Klein, annenin kadınsılığının, çocuğun dünyaya bakışını, kendisini tanımasını ve cinsiyet kimliğini şekillendirmede kritik bir rol oynadığını vurgular. Anne figürü, çocuğun ilk model aldığı “kadın”dır ve bu bağ, sadece biyolojik bir bağ değil, çocuğun ruhsal ve cinsel kimliğinin de inşasında önemli bir yere sahiptir.Erken dönemde kurulan bağlar, çocuğun ilerleyen yaşlarda kuracağı ilişkilerinin temelini atar. Annenin kadınsılığı, çocuğa hem kendi cinsiyetini hem de karşı cinsle kuracağı bağları anlamasında rehberlik eder. Bu süreç, sadece duygusal değil, aynı zamanda toplumsal bir inşa sürecidir.
Kız çocuğu babayı arzulayan anneyle yani ondaki kadınsı öğe ile özdeşir. Anne, hem kadınsılığı hem anneliği kız çocuğuna iletir. Bu durum da kız çocuğunun ilerideki kadın ve anne rollerinin üzerindeki önemini gösterir. Doğduğu andan itibaren kızın varlığını, cinsiyetini tanıyan anne ve babanın bakışları, kız çocuğunun kendi varlığını ve cinsiyetini tanımasında yardımcı olur. Yetişkinlikte kadının kendini beğenmesi ve kendini arzulanan bir kadın olarak görebilmesi için çocukluğunda cinsiyetini tanıyan ve bu düzeyde yatırım yapan annenin bakışları olması gerekmektedir. Baba da eşinin doğurarak ona armağan ettiği kız evladının varlığının verdiği gurur ve sevgi dolu bakışlarıyla kız çocuğunu sarıp sarmalar. Bunun olumsuz örneğini erkek çocuk bekleyen ama erkek çocukları olmadığı için kız çocuklarını erkek çocuğu gibi gören ailelerde görebiliriz. Böyle bir ortamda büyüyen kız çocuğunun kimlik karmaşası yaşadığını görebiliriz.

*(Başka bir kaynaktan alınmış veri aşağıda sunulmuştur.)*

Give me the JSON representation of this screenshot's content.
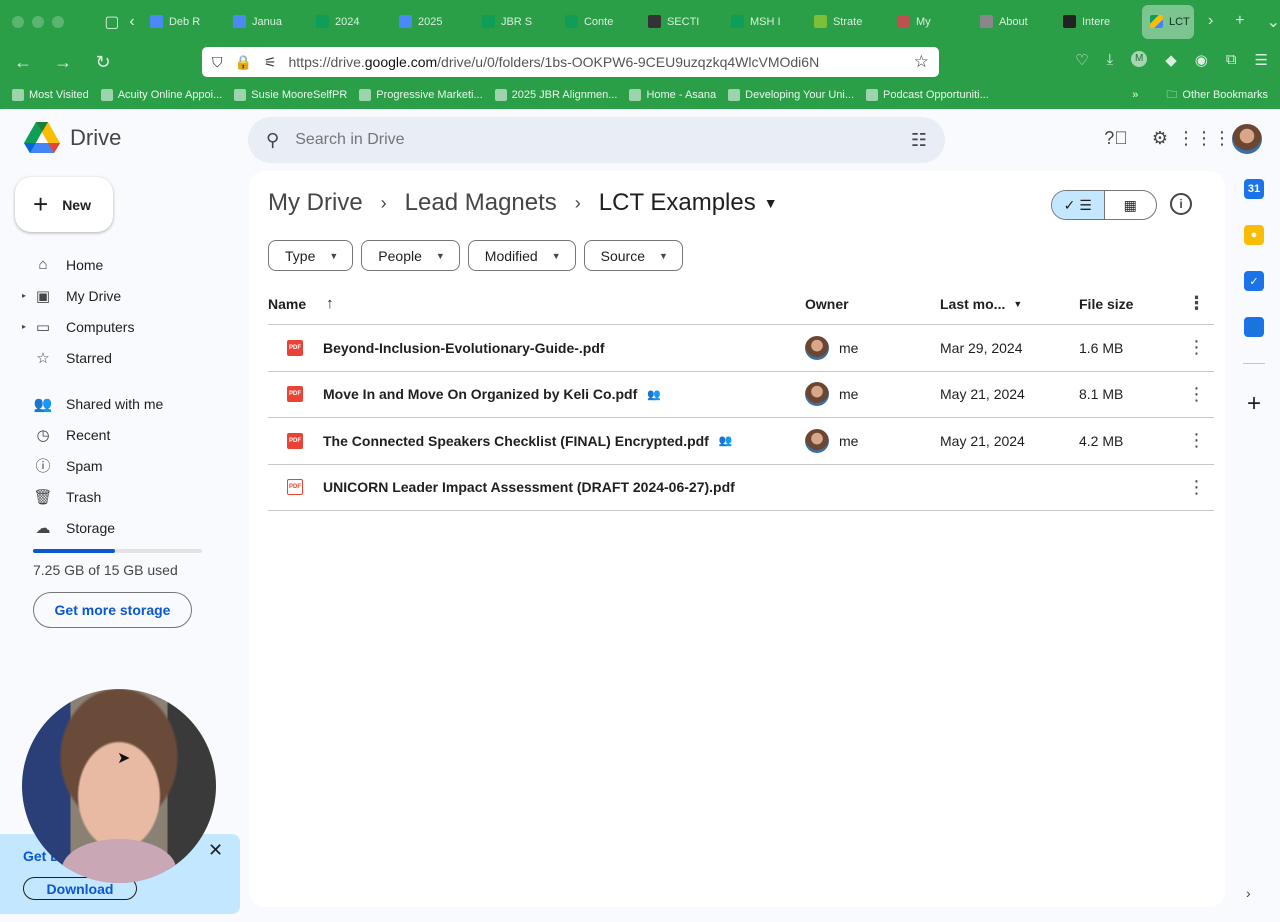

Kadınsılık, yalnızca anne figürüyle kurulan bağdan değil, aynı zamanda baba figürüyle olan ilişkiden de etkilenir. Baba, çocuğun dünyasında ilk karşı cins temsili olarak önemli bir rol oynar ve kadınlık algısının oluşumunda temel bir etkiye sahiptir.
Terapi sürecinde kişi, kadınsılığa dair olumsuz algılarını yeniden değerlendirir. Kadınsılık, bir tehdit veya yetersizlik değil, bireyin kendini ifade etme ve kabul etme kapasitesinin bir parçası olarak ele alınır. Terapist, bireyin kadınsı yönlerini keşfetmesine, anlamlandırmasına ve bu yönleri kucaklamasına destek olur. Bu süreç, bireyin kendilik algısını ve öz değerini güçlendirir. Birey, annenin ve babanın eksikliklerinin kendi kimliğine ve ilişkilerine olan etkisini anlamaya çalışırken aynı zamanda anne ve babanın da bir insan olarak kusurlu olabileceğini, kuşaklararası gelişen bir durum olabileceğini fark eder. Bu farkındalık, ebeveynlerinin ve diğer kuşaklarının kişisel sınırlarını ve koşullarını anlamayı kolaylaştırır.